If Labor is to achieve its program, it will have to act boldly and decisively against capitalist obstruction and sabotage. This means in the first place to break up the old state machine and replace it with administrators elected by councils of workers. This means to free the colonies and withdraw the British troops. This means to break the hold of the reactionary officer castes over the armed forces and replace them with elected commanders chosen by soldiers’ councils. This means to use the great British Broadcasting Corporation for a widespread program of socialist education. This means to utilize the tremendous power of the British trade union movement to establish workers’ control of production and workers’ control of distribution and rationing. This means to round up Mosley and all other agents of fascist violence and keep them out of harm’s way.

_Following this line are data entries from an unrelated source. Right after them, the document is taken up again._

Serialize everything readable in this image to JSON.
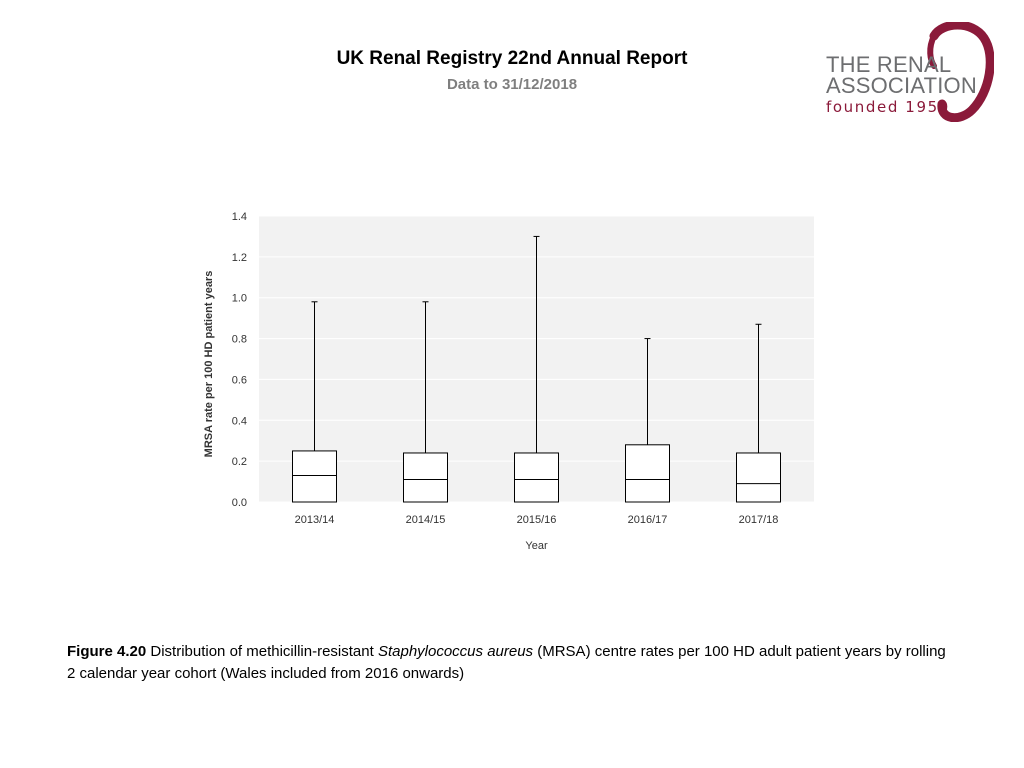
{
  "header": {
    "title": "UK Renal Registry 22nd Annual Report",
    "subtitle": "Data to 31/12/2018"
  },
  "logo": {
    "line1": "THE RENAL",
    "line2": "ASSOCIATION",
    "line3": "founded 1950",
    "color": "#8b1a3a"
  },
  "caption": {
    "figure_label": "Figure 4.20",
    "text_before": "Distribution of methicillin-resistant",
    "italic": "Staphylococcus aureus",
    "text_after": "(MRSA) centre rates per 100 HD adult patient years by rolling 2 calendar year cohort (Wales included from 2016 onwards)"
  },
  "chart_data": {
    "type": "boxplot",
    "xlabel": "Year",
    "ylabel": "MRSA rate per 100 HD patient years",
    "ylim": [
      0,
      1.4
    ],
    "yticks": [
      "0.0",
      "0.2",
      "0.4",
      "0.6",
      "0.8",
      "1.0",
      "1.2",
      "1.4"
    ],
    "grid": true,
    "categories": [
      "2013/14",
      "2014/15",
      "2015/16",
      "2016/17",
      "2017/18"
    ],
    "boxes": [
      {
        "min": 0.0,
        "q1": 0.0,
        "median": 0.13,
        "q3": 0.25,
        "max": 0.98
      },
      {
        "min": 0.0,
        "q1": 0.0,
        "median": 0.11,
        "q3": 0.24,
        "max": 0.98
      },
      {
        "min": 0.0,
        "q1": 0.0,
        "median": 0.11,
        "q3": 0.24,
        "max": 1.3
      },
      {
        "min": 0.0,
        "q1": 0.0,
        "median": 0.11,
        "q3": 0.28,
        "max": 0.8
      },
      {
        "min": 0.0,
        "q1": 0.0,
        "median": 0.09,
        "q3": 0.24,
        "max": 0.87
      }
    ],
    "colors": {
      "plot_bg": "#f2f2f2",
      "grid": "#ffffff",
      "box_fill": "#ffffff",
      "stroke": "#000000"
    }
  }
}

The election of a Labor majority has only been the first blow to achieve Labor’s program. The struggle has only begun. Its further success depends upon Labor acting along the lines indicated above. But there is no likelihood that we will see the day when men like Attlee, Morrison, Bevin, et al., act in this manner. This smacks of social revolution, even if revolution by clear-cut majority vote, and Labor’s leadership fears nothing more. Like Green and Murray in this country, they have a long record of timidity and appeasement to capital. They will find a hundred and one excuses for not acting decisively to break capitalist obstruction and carry out the program of nationalization.

The Labor Party as a whole has been cradled in the theory of “the inevitability of gradualness.” Its rank and file will have to re-learn quickly if its present great victory is to avoid shipwreck. They will hardly tolerate what happened in the first two Labor governments (1923 and 1929). Then the Labor leadership had the excuse that they did not have a majority in Parliament. This does not hold today. Messrs. Attlee, Bevin, et al., will have behind them the terrific pressure of a working class that wants results, not excuses. The results will come when the ranks take organized steps to achieve them. It was they, not Attlee, who won the great election victory. It will be they, in the last analysis, who will have to provide the forces to achieve Labor’s program.